The problem is not about the political will - Turkish governments whether civilian led or military-led have long hankered after the idea of being a 'nuclear power', and it certainly is not due to any respect for safety or the environment. The complete deafness to safety considerations is shown very clearly by the fact that the signed and sealed plan for Turkey's first nuclear reactor at Akkuyu Bay on the Mediterranean coast is located smack bang in the middle of an earthquake danger zone. If the plant is built (see below) and if it ever starts operating, then it is highly likely to be the first one destroyed by an earthquake.
Should the Turkish government care? Yet environmental factors have always counted for little in that country's drive for hydro-electric power.. Thus, the massive Ilisu dam project on the Tigris river, was after an international outcry over the flooding of the ancient city of Hasankeyf and yet the Ilisu dam is dwarfed by the Beyhan project on the Euphrates, also in the Kurdish south-east, where fears of the forced evacuation of the local population evoke particularly bitter memories.
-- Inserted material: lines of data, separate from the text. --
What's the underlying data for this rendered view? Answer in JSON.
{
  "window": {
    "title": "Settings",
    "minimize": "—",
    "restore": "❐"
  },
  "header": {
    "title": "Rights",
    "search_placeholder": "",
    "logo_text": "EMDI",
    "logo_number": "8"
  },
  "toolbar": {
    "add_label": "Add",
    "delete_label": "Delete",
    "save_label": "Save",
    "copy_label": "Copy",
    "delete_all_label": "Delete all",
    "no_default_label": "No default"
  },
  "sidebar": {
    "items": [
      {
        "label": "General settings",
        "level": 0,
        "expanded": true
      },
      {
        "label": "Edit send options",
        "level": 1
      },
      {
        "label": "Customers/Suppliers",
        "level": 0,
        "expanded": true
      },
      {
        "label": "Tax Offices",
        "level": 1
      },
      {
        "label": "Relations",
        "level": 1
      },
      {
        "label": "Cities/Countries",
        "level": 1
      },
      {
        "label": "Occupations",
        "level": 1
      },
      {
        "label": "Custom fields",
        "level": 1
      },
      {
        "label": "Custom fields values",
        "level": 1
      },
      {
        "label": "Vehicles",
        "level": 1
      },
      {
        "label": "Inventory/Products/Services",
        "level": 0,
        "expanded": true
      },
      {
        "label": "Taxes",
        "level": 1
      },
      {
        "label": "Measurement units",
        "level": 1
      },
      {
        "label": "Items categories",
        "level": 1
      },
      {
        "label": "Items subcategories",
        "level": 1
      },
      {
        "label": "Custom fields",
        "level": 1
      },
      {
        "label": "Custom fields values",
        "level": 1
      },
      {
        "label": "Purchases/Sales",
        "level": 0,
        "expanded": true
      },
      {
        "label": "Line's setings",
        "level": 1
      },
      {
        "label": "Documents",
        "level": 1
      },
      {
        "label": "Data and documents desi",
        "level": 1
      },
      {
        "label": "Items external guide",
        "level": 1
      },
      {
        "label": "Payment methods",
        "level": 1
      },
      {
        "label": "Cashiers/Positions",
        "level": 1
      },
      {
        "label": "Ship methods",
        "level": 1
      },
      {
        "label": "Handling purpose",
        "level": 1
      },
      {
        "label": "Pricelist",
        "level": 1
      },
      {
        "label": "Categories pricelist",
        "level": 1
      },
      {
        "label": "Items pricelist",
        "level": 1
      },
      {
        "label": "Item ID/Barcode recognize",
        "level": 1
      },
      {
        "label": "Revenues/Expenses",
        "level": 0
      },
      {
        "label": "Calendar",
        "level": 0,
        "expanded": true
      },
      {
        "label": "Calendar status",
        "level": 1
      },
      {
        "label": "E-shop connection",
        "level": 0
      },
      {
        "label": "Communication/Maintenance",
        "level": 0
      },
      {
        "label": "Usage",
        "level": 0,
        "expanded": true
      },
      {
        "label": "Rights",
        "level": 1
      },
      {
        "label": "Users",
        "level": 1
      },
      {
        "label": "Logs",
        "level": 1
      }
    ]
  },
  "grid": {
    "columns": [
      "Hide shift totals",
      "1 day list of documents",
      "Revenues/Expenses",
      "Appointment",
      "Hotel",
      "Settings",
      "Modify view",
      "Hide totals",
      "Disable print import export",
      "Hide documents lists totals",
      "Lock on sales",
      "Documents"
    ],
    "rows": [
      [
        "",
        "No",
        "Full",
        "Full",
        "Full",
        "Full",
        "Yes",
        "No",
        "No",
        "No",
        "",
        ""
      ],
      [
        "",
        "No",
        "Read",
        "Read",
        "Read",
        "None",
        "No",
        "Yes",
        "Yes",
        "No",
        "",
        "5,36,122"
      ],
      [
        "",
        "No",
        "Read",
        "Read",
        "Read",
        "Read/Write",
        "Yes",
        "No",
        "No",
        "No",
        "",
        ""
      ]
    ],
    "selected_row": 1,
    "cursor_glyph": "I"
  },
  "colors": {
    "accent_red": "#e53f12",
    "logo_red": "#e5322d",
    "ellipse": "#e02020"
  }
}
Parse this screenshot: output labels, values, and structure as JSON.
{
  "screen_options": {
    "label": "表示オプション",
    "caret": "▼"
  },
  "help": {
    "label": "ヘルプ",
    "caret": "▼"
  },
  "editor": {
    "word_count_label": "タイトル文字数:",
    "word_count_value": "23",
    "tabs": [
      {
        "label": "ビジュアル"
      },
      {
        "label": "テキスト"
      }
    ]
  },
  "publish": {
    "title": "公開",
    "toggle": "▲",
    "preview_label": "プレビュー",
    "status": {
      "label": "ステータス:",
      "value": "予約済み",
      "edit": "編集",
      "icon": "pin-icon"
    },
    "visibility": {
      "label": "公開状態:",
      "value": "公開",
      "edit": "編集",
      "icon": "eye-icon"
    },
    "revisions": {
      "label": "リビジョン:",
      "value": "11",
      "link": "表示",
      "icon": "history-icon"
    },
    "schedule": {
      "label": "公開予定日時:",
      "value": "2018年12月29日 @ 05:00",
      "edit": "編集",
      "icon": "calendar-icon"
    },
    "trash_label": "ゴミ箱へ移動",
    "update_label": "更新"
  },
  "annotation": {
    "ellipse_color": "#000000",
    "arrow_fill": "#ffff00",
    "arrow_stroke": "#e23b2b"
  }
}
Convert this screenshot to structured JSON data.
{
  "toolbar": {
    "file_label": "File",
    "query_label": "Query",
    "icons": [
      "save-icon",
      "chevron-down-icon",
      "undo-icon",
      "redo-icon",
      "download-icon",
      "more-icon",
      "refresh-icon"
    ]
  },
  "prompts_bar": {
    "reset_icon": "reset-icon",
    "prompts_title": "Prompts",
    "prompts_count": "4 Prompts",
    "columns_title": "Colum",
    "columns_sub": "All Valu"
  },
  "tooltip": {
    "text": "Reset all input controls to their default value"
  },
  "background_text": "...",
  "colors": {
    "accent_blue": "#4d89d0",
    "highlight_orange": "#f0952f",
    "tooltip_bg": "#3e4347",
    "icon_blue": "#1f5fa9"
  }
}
Here an energy project is in reality part of amore sinster destruction of that much-oppressed stateless people.
No, the big questionmark and problem that dogs the nuclear industry in Turkey is simply that (behind the smokescreen) both the reactors and the electricity produced are very, very expensive. Thus the only way the Turkish government can afford nuclear plants is to get outside countries to pay for them - and then let the foreign investors charge premium prices to the power consumers for years to come. A similar foolish contract has recently been entered into by the British in order to persuade someone to fund a new nuclear reactor for the UK.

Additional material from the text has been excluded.